Casey McDevitt, commercial director for BuzzFeed Europe, says there was a broad shift to purpose campaigns.

“We worked with some of our closest partners to shift content strategy to focus on utility-based as a way to provide value to consumers during lockdown. For instance, during the food hoarding days, we leveraged our Tasty brand to make recipes based on common items in your cupboard, or simple four-ingredient meals.”

Recent quarters have been “much stronger” for one reason, “the content provides value for a consumer and it makes our audience feel better - it’s a win/win”.

It has both seen record editorial traffic and implemented worrying initial staff cuts (that were later parroted by many digital news outlets) during this time. The traffic helped generate audience insights for branded partners.

“We saw more and more people consuming content about television, so we sold sponsorships for a Lockdown Special of our Twitter show #What2Watch focused on the most bingeable boxsets. We saw how baking ingredients were running short in stores so we worked with a partner to provide baking ingredient substitutes for Easter bakes from Tasty.”
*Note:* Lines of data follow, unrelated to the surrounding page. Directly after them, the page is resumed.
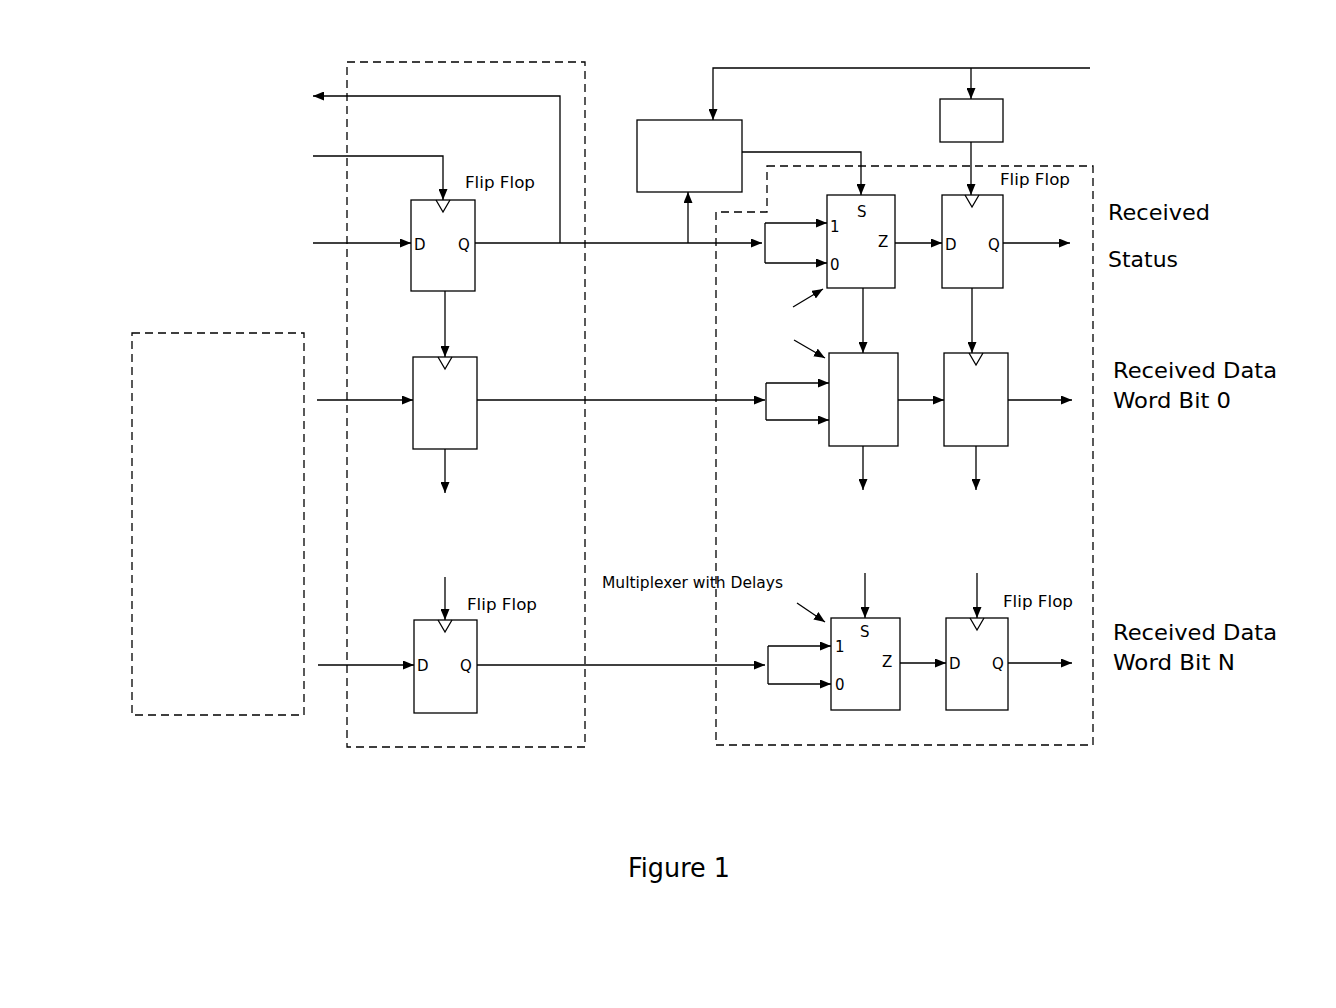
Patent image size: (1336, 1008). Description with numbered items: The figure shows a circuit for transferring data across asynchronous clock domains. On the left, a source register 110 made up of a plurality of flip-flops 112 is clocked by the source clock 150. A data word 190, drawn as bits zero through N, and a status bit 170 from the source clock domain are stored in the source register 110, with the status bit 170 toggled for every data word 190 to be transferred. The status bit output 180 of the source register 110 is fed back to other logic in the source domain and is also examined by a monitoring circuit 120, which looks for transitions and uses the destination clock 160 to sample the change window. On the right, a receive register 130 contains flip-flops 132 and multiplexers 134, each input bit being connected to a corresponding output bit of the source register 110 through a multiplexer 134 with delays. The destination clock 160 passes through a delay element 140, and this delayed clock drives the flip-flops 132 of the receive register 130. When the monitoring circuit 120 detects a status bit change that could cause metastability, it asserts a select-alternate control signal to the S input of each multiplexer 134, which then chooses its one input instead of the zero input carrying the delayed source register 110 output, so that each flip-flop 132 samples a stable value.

The source register 110 is at (437, 444).
The flip-flops 112 is at (455, 437).
The monitoring circuit 120 is at (751, 164).
The receive register 130 is at (914, 495).
The flip-flops 132 is at (1008, 409).
The multiplexers 134 is at (802, 414).
The delay element 140 is at (992, 147).
The source clock 150 is at (292, 171).
The destination clock 160 is at (1004, 85).
The status bit 170 is at (281, 259).
The status bit output 180 is at (354, 150).
The data word 190 is at (218, 524).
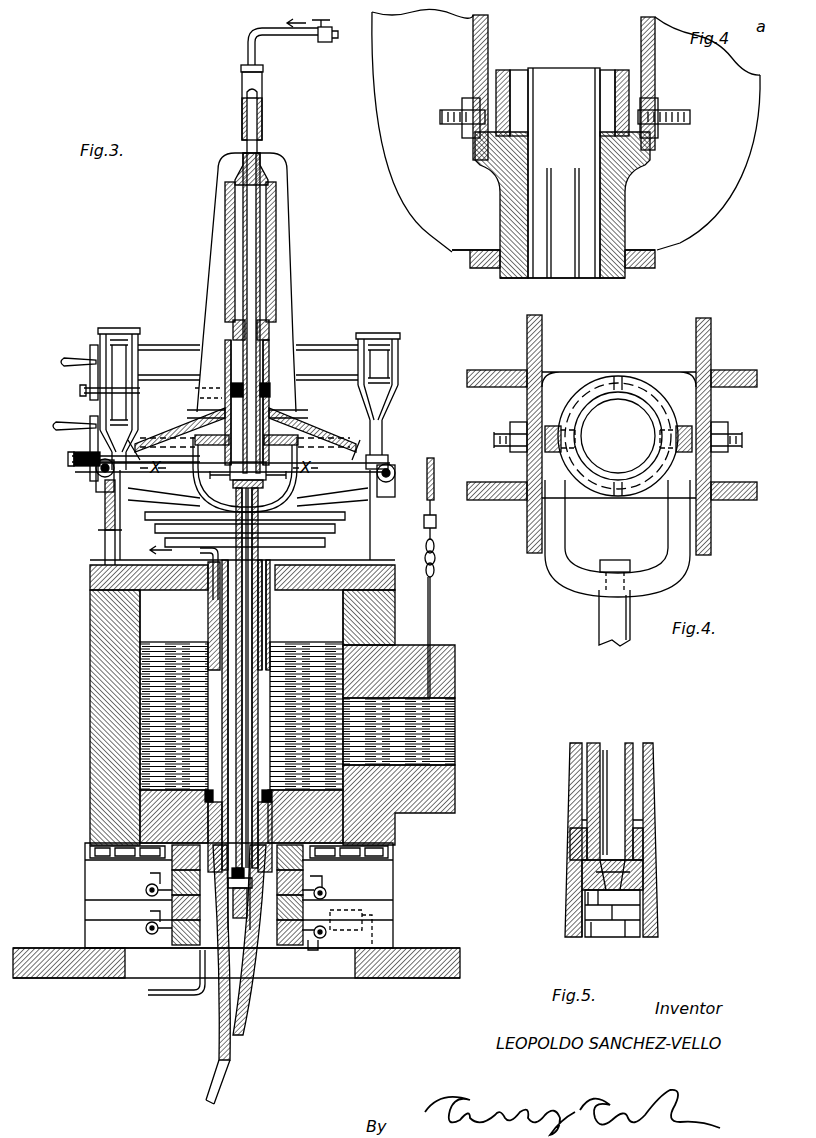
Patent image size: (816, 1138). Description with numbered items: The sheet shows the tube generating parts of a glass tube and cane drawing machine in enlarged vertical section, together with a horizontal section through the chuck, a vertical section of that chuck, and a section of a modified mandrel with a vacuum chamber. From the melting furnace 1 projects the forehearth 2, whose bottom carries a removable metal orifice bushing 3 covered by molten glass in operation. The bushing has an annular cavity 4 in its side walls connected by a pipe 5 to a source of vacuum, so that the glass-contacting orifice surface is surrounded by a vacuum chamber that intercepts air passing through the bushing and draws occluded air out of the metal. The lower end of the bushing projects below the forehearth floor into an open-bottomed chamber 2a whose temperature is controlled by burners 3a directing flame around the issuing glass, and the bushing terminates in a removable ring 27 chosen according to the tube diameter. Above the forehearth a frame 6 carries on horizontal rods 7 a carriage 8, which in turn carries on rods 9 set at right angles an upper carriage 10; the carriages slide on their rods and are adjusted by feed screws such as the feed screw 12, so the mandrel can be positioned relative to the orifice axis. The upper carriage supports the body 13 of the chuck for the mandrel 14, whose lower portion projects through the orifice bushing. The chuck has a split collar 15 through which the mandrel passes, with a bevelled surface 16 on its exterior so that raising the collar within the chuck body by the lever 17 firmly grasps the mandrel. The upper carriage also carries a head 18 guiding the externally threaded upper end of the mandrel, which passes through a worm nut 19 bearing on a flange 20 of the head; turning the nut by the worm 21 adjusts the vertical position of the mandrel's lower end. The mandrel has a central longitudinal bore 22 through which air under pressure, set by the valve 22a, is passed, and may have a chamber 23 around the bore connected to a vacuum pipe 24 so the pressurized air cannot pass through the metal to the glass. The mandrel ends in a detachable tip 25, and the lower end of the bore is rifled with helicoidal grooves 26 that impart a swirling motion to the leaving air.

In FIG. 3, the melting furnace 1 is at (268, 345).
In FIG. 3, the forehearth 2 is at (252, 705).
In FIG. 3, the chamber 2a is at (262, 940).
In FIG. 3, the orifice bushing 3 is at (212, 792).
In FIG. 3, the burners 3a is at (338, 886).
In FIG. 3, the annular cavity 4 is at (276, 794).
In FIG. 3, the pipe 5 is at (166, 988).
In FIG. 3, the frame 6 is at (108, 543).
In FIG. 3, the horizontal rods 7 is at (96, 478).
In FIG. 3, the carriage 8 is at (385, 450).
In FIG. 3, the rods 9 is at (306, 455).
In FIG. 3, the upper carriage 10 is at (248, 378).
In FIG. 3, the feed screw 12 is at (80, 437).
In FIG. 3, the chuck body 13 is at (268, 498).
In FIG. 4A, the chuck body 13 is at (652, 266).
In FIG. 3, the mandrel 14 is at (250, 522).
In FIG. 4A, the split collar 15 is at (536, 268).
In FIG. 4A, the bevelled surface 16 is at (502, 276).
In FIG. 4A, the lever 17 is at (478, 148).
In FIG. 4, the lever 17 is at (568, 572).
In FIG. 3, the head 18 is at (283, 257).
In FIG. 4A, the head 18 is at (447, 41).
In FIG. 3, the worm nut 19 is at (266, 428).
In FIG. 3, the flange 20 is at (266, 400).
In FIG. 3, the worm 21 is at (232, 385).
In FIG. 3, the central longitudinal bore 22 is at (262, 624).
In FIG. 5, the central longitudinal bore 22 is at (615, 838).
In FIG. 3, the valve 22a is at (325, 43).
In FIG. 3, the chamber 23 is at (224, 624).
In FIG. 3, the vacuum pipe 24 is at (189, 609).
In FIG. 3, the detachable tip 25 is at (234, 925).
In FIG. 5, the detachable tip 25 is at (650, 930).
In FIG. 5, the helicoidal grooves 26 is at (642, 868).
In FIG. 3, the removable ring 27 is at (276, 935).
For What2Watch, a remote virtual studio replaced last series’ physical space. There's an inherent cost reduction here. “Ironically, some of these new methods are so time effective that we won’t ever fully go back to the old ways of working.”

On the challenges facing publishers, McDevitt said: “We weren’t immune to changes either - but it’s no secret that content is expensive to create. Businesses who were heavily reliant on branded content business were forced to make quick decisions. We’re fortunate that BuzzFeed has been diversifying our revenue for the past few years, enabling us to rely on our affiliate and commerce businesses as well as programmatic revenue increasing due to an increase in site traffic, to help us weather the storm.”

He concludes that he's seen record spend growth in FMCG, streaming services and grocery – now publishers like BuzzFeed await the return of travel and auto spend.

Trust is a must

Representing legacy media, much-respected The Washington Post trades on trust and storytelling.

Joy Robins, its chief revenue officer, who previously told The Drum that her focus had to move from sales in Q2. She says that there was a “short hiatus in the volume of branded content programs” but adds that “it wasn’t an altogether cancellation”.

The team became more of a consulting partner and fielded research to “help guide clients to what our audiences wanted to hear”.

Repositioning with a platform to inform the public how they are retooling during the pandemic helped drive utility and engagement, presaging “an enormous volume of content campaigns that launched throughout Q3 and are in production for Q4”.

Looking forward, she says: “We know that now more than ever consumers care about what a brand stands for and there is no better way to convey how brands are taking action than through powerful storytelling… creative storytelling will remain a thriving part of our business at The Post.”

Looking wider afield, both The Atlantic and The Telegraph cited ad-revenue struggles and a new emphasis on growing subscription businesses for cuts to their branded content studios. Does this brand ‘storytelling‘ have a future in quality, pay-to-play publishers?